71. The final constitutional issue that the appellant raises is about the right to prior disclosure of evidence. That would entail the prosecution availing to him in advance the evidence they intend to present against him, being the statements of the prosecution witnesses and documents that they would rely on as exhibits. It is about being afforded facilities to prepare a defence, to avoid an ambush.

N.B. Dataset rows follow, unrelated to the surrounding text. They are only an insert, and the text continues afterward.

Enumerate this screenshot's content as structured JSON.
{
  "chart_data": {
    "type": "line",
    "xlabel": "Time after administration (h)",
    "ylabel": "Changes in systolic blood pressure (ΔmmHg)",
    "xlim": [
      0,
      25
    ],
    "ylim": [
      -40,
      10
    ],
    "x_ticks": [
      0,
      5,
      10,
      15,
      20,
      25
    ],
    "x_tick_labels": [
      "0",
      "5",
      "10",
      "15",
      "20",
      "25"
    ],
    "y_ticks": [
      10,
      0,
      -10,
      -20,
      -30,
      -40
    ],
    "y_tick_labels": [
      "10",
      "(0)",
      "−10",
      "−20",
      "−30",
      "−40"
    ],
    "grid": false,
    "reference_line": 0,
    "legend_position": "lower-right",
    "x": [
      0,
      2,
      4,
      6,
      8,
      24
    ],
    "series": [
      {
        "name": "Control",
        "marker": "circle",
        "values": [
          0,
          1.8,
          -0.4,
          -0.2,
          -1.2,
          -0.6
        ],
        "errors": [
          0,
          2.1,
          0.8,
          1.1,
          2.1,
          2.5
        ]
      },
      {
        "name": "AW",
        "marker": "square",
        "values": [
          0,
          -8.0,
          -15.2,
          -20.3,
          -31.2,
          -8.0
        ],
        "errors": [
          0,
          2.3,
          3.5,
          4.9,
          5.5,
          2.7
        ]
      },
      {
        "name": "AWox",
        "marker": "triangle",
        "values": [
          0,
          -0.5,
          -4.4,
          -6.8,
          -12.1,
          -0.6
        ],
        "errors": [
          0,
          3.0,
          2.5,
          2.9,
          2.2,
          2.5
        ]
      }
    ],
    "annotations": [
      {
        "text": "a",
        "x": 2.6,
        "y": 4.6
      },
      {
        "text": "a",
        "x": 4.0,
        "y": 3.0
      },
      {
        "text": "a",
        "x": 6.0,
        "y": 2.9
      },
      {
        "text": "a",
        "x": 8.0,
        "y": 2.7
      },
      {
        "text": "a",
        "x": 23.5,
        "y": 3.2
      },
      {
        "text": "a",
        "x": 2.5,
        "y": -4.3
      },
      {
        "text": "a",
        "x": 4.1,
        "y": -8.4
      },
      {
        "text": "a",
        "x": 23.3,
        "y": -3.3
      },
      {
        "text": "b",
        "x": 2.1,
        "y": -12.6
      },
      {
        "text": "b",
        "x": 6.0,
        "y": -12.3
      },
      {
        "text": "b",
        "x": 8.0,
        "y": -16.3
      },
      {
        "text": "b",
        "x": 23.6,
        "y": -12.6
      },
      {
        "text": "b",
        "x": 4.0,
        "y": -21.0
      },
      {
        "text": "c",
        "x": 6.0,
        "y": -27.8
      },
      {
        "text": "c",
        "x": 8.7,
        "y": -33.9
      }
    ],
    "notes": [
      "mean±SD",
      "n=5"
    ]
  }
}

72. Was there compliance? When plea was taken, on 28th September 2020, the said documents had not been furnished. On 22nd October 2020, the appellant indicated that he had not been furnished with the witness statements, and the prosecution undertook to comply. The matter was mentioned on 3rd October 2020, 12th November 2020, 26th November 2020, 15th December 2020, 21st January 2021, 2nd February 2021 and 25th February 2021, for that purpose. The witness statements were availed on 25th February 2021, paving way for the hearing, which commenced on 8th July 2021. I do not find any non-compliance with that requirement.
73. In view of everything said above, it would be my conclusion that the appellant did not get a fair trial, for some of the constitutional fair trial principles were not observed or complied with. More crucially, the case against him was not proved beyond reasonable doubt. He should have been given the benefit of the doubt.
74. Consequently, I do hereby quash the conviction of the appellant, and set aside the sentence imposed upon him. He shall be set free from prison custody, forthwith, unless he is otherwise lawfully held. It is so ordered.
JUDGMENT IS DELIVERED, DATED AND SIGNED IN OPEN COURT, AT BUSIA, THIS 14THDAY OF MARCH 2025. W MUSYOKAJUDGEMr. Arthur Etyang, Court Assistant.Mr. Benjamin Makanda Wanyama, the appellant, in person.AdvocatesMr. Onanda, instructed by the Director of Public Prosecutions, for the respondent.